Transport for London have submitted a scoping report to Greenwich council for a development on the patch of land to the immediate north of Kidbrooke station. The plans, drawn up alongside Network Rail, would see up to 400 homes built.
TfL and Network Rail are looking at building to similar heights as the recently approved Berkeley Homes tower shown above, which is just the other side of the railway station. This section of the 4200 home Ferrier estate rebuild is expected to begin sales soon.
The station, which would sit between the two schemes, is currently undergoing a modest rebuild. Rapid passenger growth, at 19% last year, will likely continue with other stages of ‘Kidbrooke Village’ underway, such as 1518 homes at ‘Meridian Grove’, and 1311 at the ‘Blackheath quarter’ to the north east of the site.

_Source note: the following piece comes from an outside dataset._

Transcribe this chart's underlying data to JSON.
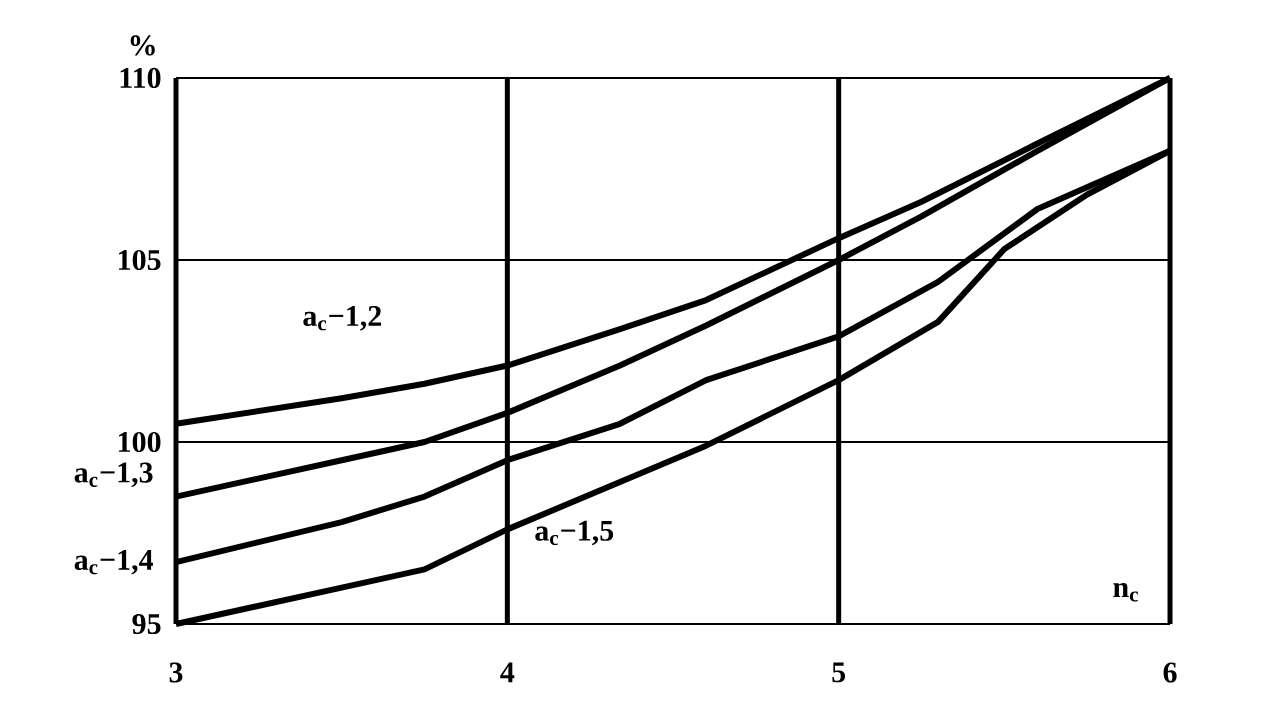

The screening opinion is only the very first stage of the planning process, and a starting point for discussions. Greenwich council could object to the height and numbers of homes, though I can’t see why. It seems a perfect spot for high density – near another tower, beside a station with quick links to central London, and with industrial units and vacant land for neighbours. But it requires central government ordering more trains for the area so infrastructure can cope.
The bus stops would be incorporated in any new development. Here’s a bit more detail from the application:
I’m glad to see TfL and Network Rail utilising the vacant land they hold at many stations across London. Unfortunately there are heavy restrictions on them developing directly, as is common abroad, and so have to sell or partner with private developers who are often in no rush to build.

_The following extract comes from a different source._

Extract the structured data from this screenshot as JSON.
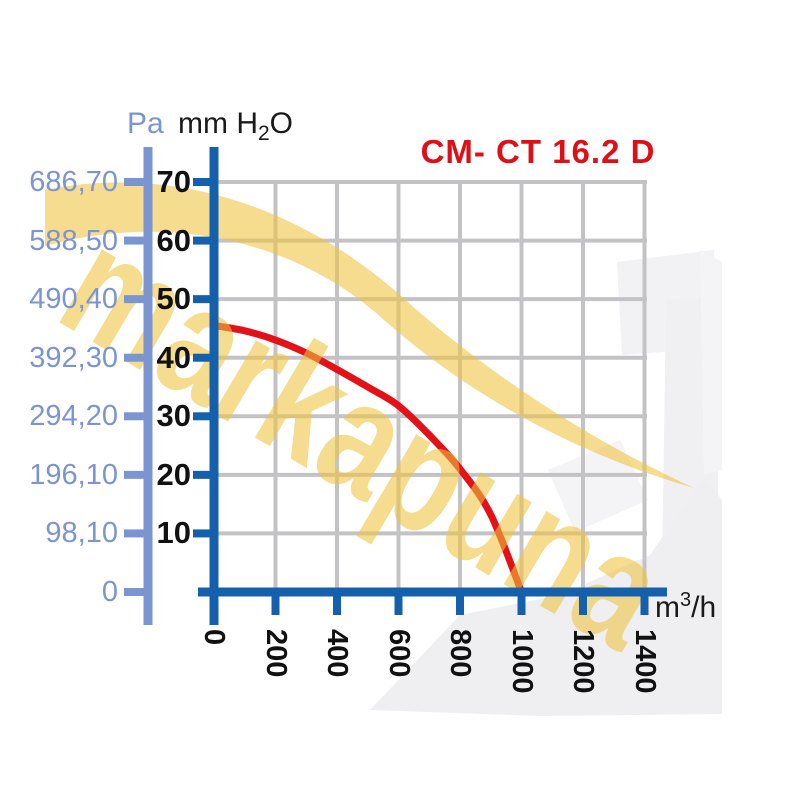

The still unbuilt scheme above Woolwich DLR station, almost 7 years after it was sold to Oakmayne, is a stark example of that. The Conservative government have resisted pressure to levy a charge on landbanking developers who don’t proceed with plans within a set time. It’s likely that if approval is given at Kidbrooke, the site will then be sold to a developer, and it’s a case of hoping they actually start building to solve London’s housing crises.
To see the application search 15/2507/EIA on Greenwich council’s planning page.